When made healthily, blackberry jam provides 70% of the nutrients raw blackberries contain. However, the longer the jam is stored, the more this level deteriorates. After 6 months, only 50% of the nutritional value remains.

When the jam is made, some of the blackberry’s vitamins and phytonutrients are lost due to heating, smashing, and sieving. Blackberry jam also requires high levels of jam sugar to make.

Store-bought blackberry jam is usually high in refined sugar levels, so it’s not recommended that this is a suitable replacement for raw blackberries.

Therefore, blackberry jam is okay on infrequent occasions, but to get the best out of blackberries, feed them raw.

Can Parrots Drink Blackberry Juice?

Blackberry juice can provide high levels of vitamin A. It also helps to hydrate parrots who struggle to drink water. Parrots are prone to dehydration, so adding juice to your bird’s diet encourages water consumption.

Instead of shop-bought juice containing high sugar levels, make your own blackberry juice by blitzing blueberries in a blender with water. Don’t add any sugar or flavorings that may cause your parrot harm.

By using raw blackberries, your parrot gets to enjoy the full range of health benefits that the fruit provides and has the opportunity to hydrate.

How To Prepare Blackberries For Parrots

As we’ve mentioned, thoroughly cleaning berries is essential before you give them to your parrot. Once you’ve found chemical-free blackberries, soak them in lukewarm water to remove bugs and nasty bacteria.

Adding one part of white vinegar to the water helps to draw out small bugs and insects. Soak for 20 minutes and then pat them dry with a clean towel. When feeding your bird blackberries, you can place them in a shallow dish inside the cage for your parrot to pick at.

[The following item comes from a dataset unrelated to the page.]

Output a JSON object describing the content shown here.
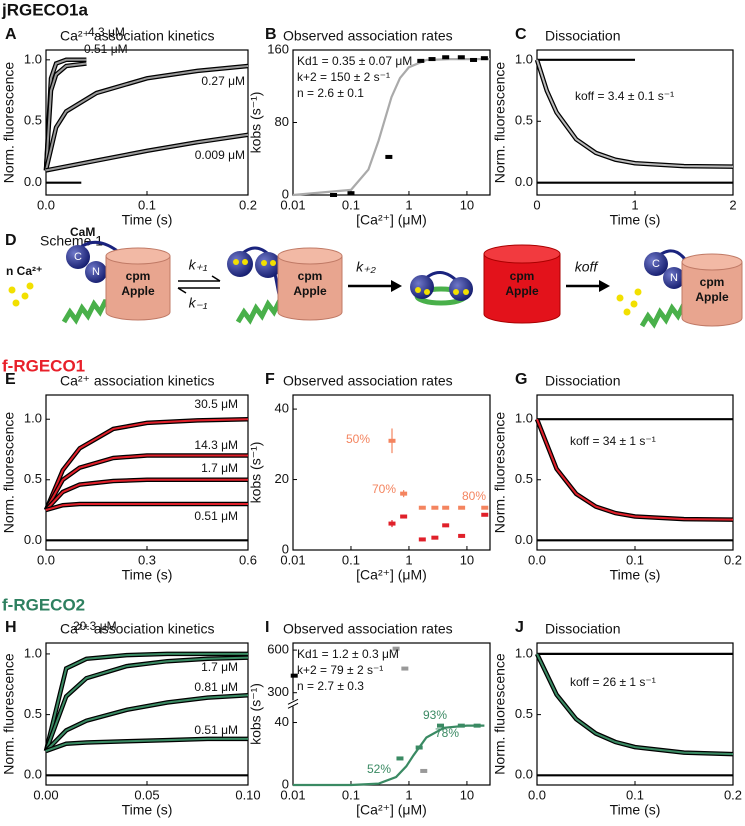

For smaller parrots, place blackberries on skewers and allow them to put the fruit off themselves. This makes it easier for them to eat. Parrots, such as conures, hold blackberries like an apple and eat them while holding the fruit in their claws.

Blackberries are messy fruits and parrots are messy birds, so don’t be alarmed if you see red-purple stains around the cage. Wipe them off with a damp cloth.

Blackberries make an excellent addition to your parrot’s diet when provided in small quantities. Provide a range of other fruits so that your parrot gets to experience different flavors and textures.